In this retrospective cohort study, we found that when after adjusting serum creatinine for the cumulative fluid balance, more patients met KDIGO criteria for CSA-AKI. Patients with underestimation of serum creatinine had worse outcomes in terms of length of ICU stay, total length of hospital stay and mechanical ventilation dependent days, but not in the incidence of CRRT and in-hospital mortality rate.
Since minimal increase of serum creatinine was associated with adverse outcomes in patients within the ICU setting, precise recognition and accurate assessment of AKI may contribute to prevention and early intervention of reversible risk factors [19–22]. Serum creatinine may normally be influenced by several factors, including renal creatinine clearance or creatinine formation or both [23]. Importantly, serum creatinine level also can be affected by dilution effect of fluid resuscitation, which is frequently occurring in critically ill patients [22, 24]. Our results indicate that cumulative fluid balance in patients with cardiac surgery somewhat underestimate the diagnosis and staging of AKI, which is in accordance with previous studies [11, 15].
Post hoc analysis of Fluids and Catheters Treatment study illustrated that incidence of AKI with acute respiratory distress syndrome was greater in those managed with liberal fluid protocol than conservative fluid protocol after adjustment for fluid balance [11]. Moreover, mortality rate of these patients was similar to patients diagnosed with AKI before and after adjustment for fluid balance.

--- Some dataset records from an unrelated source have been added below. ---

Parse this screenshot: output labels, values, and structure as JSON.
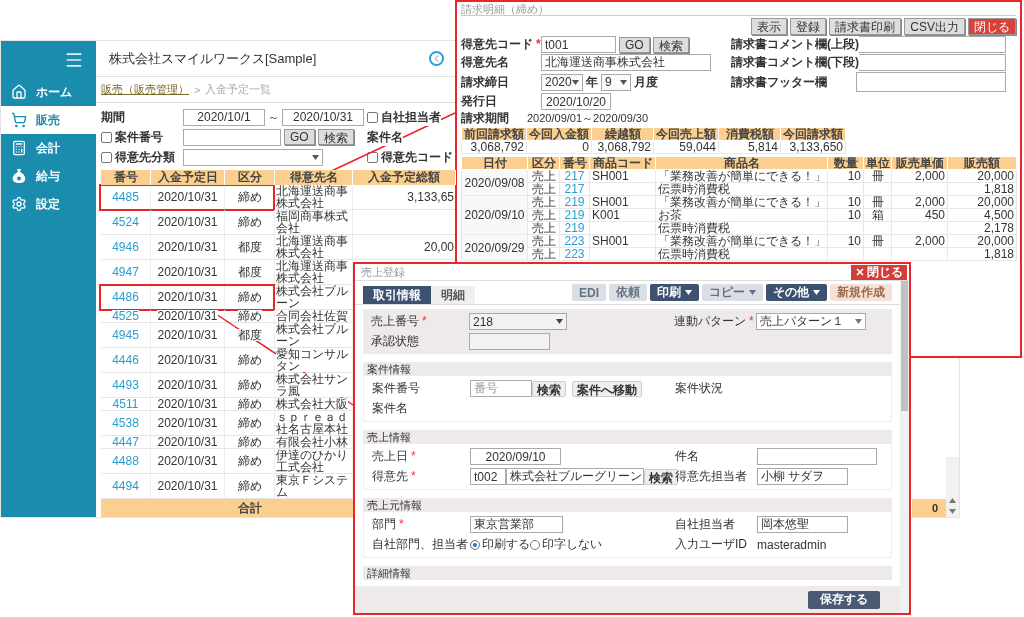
{
  "main_window": {
    "sidebar": {
      "items": [
        {
          "label": "ホーム",
          "selected": false
        },
        {
          "label": "販売",
          "selected": true
        },
        {
          "label": "会計",
          "selected": false
        },
        {
          "label": "給与",
          "selected": false
        },
        {
          "label": "設定",
          "selected": false
        }
      ]
    },
    "title": "株式会社スマイルワークス[Sample]",
    "breadcrumb": {
      "link": "販売（販売管理）",
      "separator": ">",
      "current": "入金予定一覧"
    },
    "filters": {
      "period": {
        "label": "期間",
        "from": "2020/10/1",
        "separator": "～",
        "to": "2020/10/31"
      },
      "own_staff": {
        "label": "自社担当者",
        "checked": false
      },
      "project_no": {
        "label": "案件番号",
        "checked": false,
        "go": "GO",
        "search": "検索"
      },
      "project_name": {
        "label": "案件名"
      },
      "customer_class": {
        "label": "得意先分類",
        "checked": false
      },
      "customer_code": {
        "label": "得意先コード",
        "checked": false
      }
    },
    "table": {
      "columns": [
        "番号",
        "入金予定日",
        "区分",
        "得意先名",
        "入金予定総額"
      ],
      "rows": [
        {
          "number": "4485",
          "date": "2020/10/31",
          "type": "締め",
          "customer": "北海運送商事株式会社",
          "amount": "3,133,65",
          "highlighted": true
        },
        {
          "number": "4524",
          "date": "2020/10/31",
          "type": "締め",
          "customer": "福岡商事株式会社",
          "highlighted": false
        },
        {
          "number": "4946",
          "date": "2020/10/31",
          "type": "都度",
          "customer": "北海運送商事株式会社",
          "amount": "20,00",
          "highlighted": false
        },
        {
          "number": "4947",
          "date": "2020/10/31",
          "type": "都度",
          "customer": "北海運送商事株式会社",
          "highlighted": false
        },
        {
          "number": "4486",
          "date": "2020/10/31",
          "type": "締め",
          "customer": "株式会社ブルーン",
          "highlighted": true
        },
        {
          "number": "4525",
          "date": "2020/10/31",
          "type": "締め",
          "customer": "合同会社佐賀",
          "highlighted": false
        },
        {
          "number": "4945",
          "date": "2020/10/31",
          "type": "都度",
          "customer": "株式会社ブルーン",
          "highlighted": false
        },
        {
          "number": "4446",
          "date": "2020/10/31",
          "type": "締め",
          "customer": "愛知コンサルタン",
          "highlighted": false
        },
        {
          "number": "4493",
          "date": "2020/10/31",
          "type": "締め",
          "customer": "株式会社サンラ風",
          "highlighted": false
        },
        {
          "number": "4511",
          "date": "2020/10/31",
          "type": "締め",
          "customer": "株式会社大阪",
          "highlighted": false
        },
        {
          "number": "4538",
          "date": "2020/10/31",
          "type": "締め",
          "customer": "ｓｐｒｅａｄ社名古屋本社",
          "highlighted": false
        },
        {
          "number": "4447",
          "date": "2020/10/31",
          "type": "締め",
          "customer": "有限会社小林",
          "highlighted": false
        },
        {
          "number": "4488",
          "date": "2020/10/31",
          "type": "締め",
          "customer": "伊達のひかり工式会社",
          "highlighted": false
        },
        {
          "number": "4494",
          "date": "2020/10/31",
          "type": "締め",
          "customer": "東京Ｆシステム",
          "highlighted": false
        }
      ],
      "footer": {
        "label": "合計",
        "total": "0"
      }
    }
  },
  "invoice_window": {
    "title": "請求明細（締め）",
    "buttons": [
      {
        "label": "表示",
        "kind": "normal"
      },
      {
        "label": "登録",
        "kind": "normal"
      },
      {
        "label": "請求書印刷",
        "kind": "normal"
      },
      {
        "label": "CSV出力",
        "kind": "normal"
      },
      {
        "label": "閉じる",
        "kind": "danger"
      }
    ],
    "customer_code": {
      "label": "得意先コード",
      "required_mark": "*",
      "value": "t001",
      "go": "GO",
      "search": "検索"
    },
    "customer_name": {
      "label": "得意先名",
      "value": "北海運送商事株式会社"
    },
    "closing": {
      "label": "請求締日",
      "year": "2020",
      "year_unit": "年",
      "month": "9",
      "month_unit": "月度"
    },
    "issue_date": {
      "label": "発行日",
      "value": "2020/10/20"
    },
    "comment_upper": {
      "label": "請求書コメント欄(上段)"
    },
    "comment_lower": {
      "label": "請求書コメント欄(下段)"
    },
    "footer_note": {
      "label": "請求書フッター欄"
    },
    "period": {
      "label": "請求期間",
      "value": "2020/09/01～2020/09/30"
    },
    "summary": {
      "columns": [
        "前回請求額",
        "今回入金額",
        "繰越額",
        "今回売上額",
        "消費税額",
        "今回請求額"
      ],
      "values": [
        "3,068,792",
        "0",
        "3,068,792",
        "59,044",
        "5,814",
        "3,133,650"
      ]
    },
    "details": {
      "columns": [
        "日付",
        "区分",
        "番号",
        "商品コード",
        "商品名",
        "数量",
        "単位",
        "販売単価",
        "販売額"
      ],
      "groups": [
        {
          "date": "2020/09/08",
          "lines": [
            {
              "type": "売上",
              "number": "217",
              "code": "SH001",
              "name": "「業務改善が簡単にできる！」",
              "qty": "10",
              "unit": "冊",
              "price": "2,000",
              "amount": "20,000"
            },
            {
              "type": "売上",
              "number": "217",
              "name": "伝票時消費税",
              "amount": "1,818"
            }
          ]
        },
        {
          "date": "2020/09/10",
          "lines": [
            {
              "type": "売上",
              "number": "219",
              "code": "SH001",
              "name": "「業務改善が簡単にできる！」",
              "qty": "10",
              "unit": "冊",
              "price": "2,000",
              "amount": "20,000"
            },
            {
              "type": "売上",
              "number": "219",
              "code": "K001",
              "name": "お茶",
              "qty": "10",
              "unit": "箱",
              "price": "450",
              "amount": "4,500"
            },
            {
              "type": "売上",
              "number": "219",
              "name": "伝票時消費税",
              "amount": "2,178"
            }
          ]
        },
        {
          "date": "2020/09/29",
          "lines": [
            {
              "type": "売上",
              "number": "223",
              "code": "SH001",
              "name": "「業務改善が簡単にできる！」",
              "qty": "10",
              "unit": "冊",
              "price": "2,000",
              "amount": "20,000"
            },
            {
              "type": "売上",
              "number": "223",
              "name": "伝票時消費税",
              "amount": "1,818"
            }
          ]
        }
      ]
    }
  },
  "sales_window": {
    "title": "売上登録",
    "close": "閉じる",
    "tabs": [
      {
        "label": "取引情報",
        "selected": true
      },
      {
        "label": "明細",
        "selected": false
      }
    ],
    "actions": [
      {
        "label": "EDI",
        "kind": "plain",
        "disabled": true
      },
      {
        "label": "依頼",
        "kind": "plain",
        "disabled": true
      },
      {
        "label": "印刷",
        "kind": "menu",
        "disabled": false
      },
      {
        "label": "コピー",
        "kind": "menu",
        "disabled": true
      },
      {
        "label": "その他",
        "kind": "menu",
        "disabled": false
      },
      {
        "label": "新規作成",
        "kind": "create",
        "disabled": true
      }
    ],
    "sales_no": {
      "label": "売上番号",
      "required_mark": "*",
      "value": "218"
    },
    "pattern": {
      "label": "連動パターン",
      "required_mark": "*",
      "value": "売上パターン１"
    },
    "approval": {
      "label": "承認状態"
    },
    "project": {
      "title": "案件情報",
      "number": {
        "label": "案件番号",
        "placeholder": "番号",
        "search": "検索",
        "move": "案件へ移動"
      },
      "status": {
        "label": "案件状況"
      },
      "name": {
        "label": "案件名"
      }
    },
    "sales": {
      "title": "売上情報",
      "date": {
        "label": "売上日",
        "required_mark": "*",
        "value": "2020/09/10"
      },
      "subject": {
        "label": "件名"
      },
      "customer": {
        "label": "得意先",
        "required_mark": "*",
        "code": "t002",
        "name": "株式会社ブルーグリーン",
        "search": "検索"
      },
      "contact": {
        "label": "得意先担当者",
        "value": "小柳 サダヲ"
      }
    },
    "origin": {
      "title": "売上元情報",
      "department": {
        "label": "部門",
        "required_mark": "*",
        "value": "東京営業部"
      },
      "staff": {
        "label": "自社担当者",
        "value": "岡本悠聖"
      },
      "print": {
        "label": "自社部門、担当者",
        "options": [
          {
            "label": "印刷する",
            "selected": true
          },
          {
            "label": "印字しない",
            "selected": false
          }
        ]
      },
      "user": {
        "label": "入力ユーザID",
        "value": "masteradmin"
      }
    },
    "detail": {
      "title": "詳細情報"
    },
    "save": "保存する"
  }
}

Macedo et al. conducted analysis in patients underwent nephrology consultation for AKI in the ICU, which showed dilution effect of fluid overload on serum creatinine may delay diagnosis time for AKI [15]. Study focusing on cardiac surgery patients also demonstrated that patients with AKI only after adjustment for fluid balance had intermediate outcomes between non-AKI and classical AKI patients [12]. Our study demonstrated that patients with underestimation of serum creatinine had prolonged mechanical ventilation dependent days, longer length of ICU stay as well as longer length of hospital stay.

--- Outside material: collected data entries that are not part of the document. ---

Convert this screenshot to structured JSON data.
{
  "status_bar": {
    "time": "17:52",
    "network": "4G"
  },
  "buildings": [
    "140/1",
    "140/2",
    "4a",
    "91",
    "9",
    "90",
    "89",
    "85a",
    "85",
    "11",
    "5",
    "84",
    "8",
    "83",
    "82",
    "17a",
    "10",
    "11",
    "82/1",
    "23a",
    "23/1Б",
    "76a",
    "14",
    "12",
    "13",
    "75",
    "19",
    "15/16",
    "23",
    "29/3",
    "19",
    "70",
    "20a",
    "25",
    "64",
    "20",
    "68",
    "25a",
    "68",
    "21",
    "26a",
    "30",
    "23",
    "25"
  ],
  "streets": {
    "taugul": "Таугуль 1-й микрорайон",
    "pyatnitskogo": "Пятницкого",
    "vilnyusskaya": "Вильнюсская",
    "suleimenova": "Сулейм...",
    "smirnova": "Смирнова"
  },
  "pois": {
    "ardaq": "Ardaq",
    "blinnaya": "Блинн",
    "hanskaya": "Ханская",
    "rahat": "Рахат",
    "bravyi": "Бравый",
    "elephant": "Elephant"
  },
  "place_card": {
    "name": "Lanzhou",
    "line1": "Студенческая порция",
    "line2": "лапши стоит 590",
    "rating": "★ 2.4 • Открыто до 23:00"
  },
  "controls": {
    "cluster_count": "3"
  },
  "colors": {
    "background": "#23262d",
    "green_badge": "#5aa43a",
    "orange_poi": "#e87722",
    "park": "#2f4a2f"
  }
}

Multivariate analysis of our study also found that after adjustment for relevant risk factors, patients with older age, lower left ventricular ejection fraction, higher baseline serum creatinine and severe extent of cumulative fluid balance after cardiac surgery were independently associated with underestimation of serum creatinine. Thus, to reduce underestimation of serum creatinine along with subsequent prediction of poor prognosis, risk factors including age, baseline cardiac function as well as baseline kidney function should be taken into account during fluid administration in patients undergoing cardiac surgery. There are several limitations in our study. First, as a single center study, regardless of a large cohort of cardiac surgery patients, inherent bias of study design still remains to concern. Second, types of fluid given to patients during perioperative period were not included in the analysis owing to lacking of detailed record for fluid profile. Third, cause of fluid administration was not easily distinguished from our database. Excess fluid administration may be in an effort to manage low cardiac output, and fluid accumulation may be secondary to inflammatory response. Both low cardiac output and inflammation might be responsible for the development of AKI. Last, insensitive fluid loss during study period was not taken into account, which may influence accurate measurement of fluid balance, especially when patients were incubated during ICU period.

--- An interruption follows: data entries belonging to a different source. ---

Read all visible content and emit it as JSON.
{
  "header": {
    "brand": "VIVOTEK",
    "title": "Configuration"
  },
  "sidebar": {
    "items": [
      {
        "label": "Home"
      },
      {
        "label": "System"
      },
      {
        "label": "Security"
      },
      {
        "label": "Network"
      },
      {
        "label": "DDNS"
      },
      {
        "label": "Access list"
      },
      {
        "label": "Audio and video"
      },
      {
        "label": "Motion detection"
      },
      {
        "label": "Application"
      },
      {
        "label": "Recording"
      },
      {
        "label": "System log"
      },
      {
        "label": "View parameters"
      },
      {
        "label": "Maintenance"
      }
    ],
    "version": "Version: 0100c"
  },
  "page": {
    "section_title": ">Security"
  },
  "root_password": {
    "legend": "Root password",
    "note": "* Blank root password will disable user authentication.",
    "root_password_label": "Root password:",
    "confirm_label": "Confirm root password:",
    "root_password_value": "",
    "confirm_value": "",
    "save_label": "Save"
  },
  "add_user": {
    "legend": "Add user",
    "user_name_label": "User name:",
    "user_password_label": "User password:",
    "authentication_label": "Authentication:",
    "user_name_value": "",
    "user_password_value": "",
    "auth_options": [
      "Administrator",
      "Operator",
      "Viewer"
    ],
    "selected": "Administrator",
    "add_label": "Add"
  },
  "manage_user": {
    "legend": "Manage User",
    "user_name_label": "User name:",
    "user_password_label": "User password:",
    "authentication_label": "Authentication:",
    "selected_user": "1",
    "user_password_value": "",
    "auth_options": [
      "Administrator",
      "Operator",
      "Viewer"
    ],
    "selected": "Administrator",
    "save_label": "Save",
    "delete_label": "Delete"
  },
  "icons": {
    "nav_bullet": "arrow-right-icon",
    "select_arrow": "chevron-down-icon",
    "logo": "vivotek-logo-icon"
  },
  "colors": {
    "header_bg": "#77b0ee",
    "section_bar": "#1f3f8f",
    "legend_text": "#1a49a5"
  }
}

Regardless of these limitations, our study highlights dilution effect of cumulative fluid balance on serum creatinine and further illustrates associated outcomes in cardiac surgery patients, which may benefit physicians to recognize mild AKI via adjustment for cumulative fluid balance. Strikingly, our study identified for the first time the risk factors including age, baseline cardiac function, and preoperative kidney function were independently associated with the underestimation of serum creatinine, which could contribute to screening patients at high risk for misinterpretation of postoperative serum creatinine. However, much more advanced studies should be designed to clear the underlying association between concealed mild AKI and actual change of renal function, such as using combination of serum creatinine and kidney injury biomarkers to timely detect deterioration of kidney function after cardiac surgery [25, 26].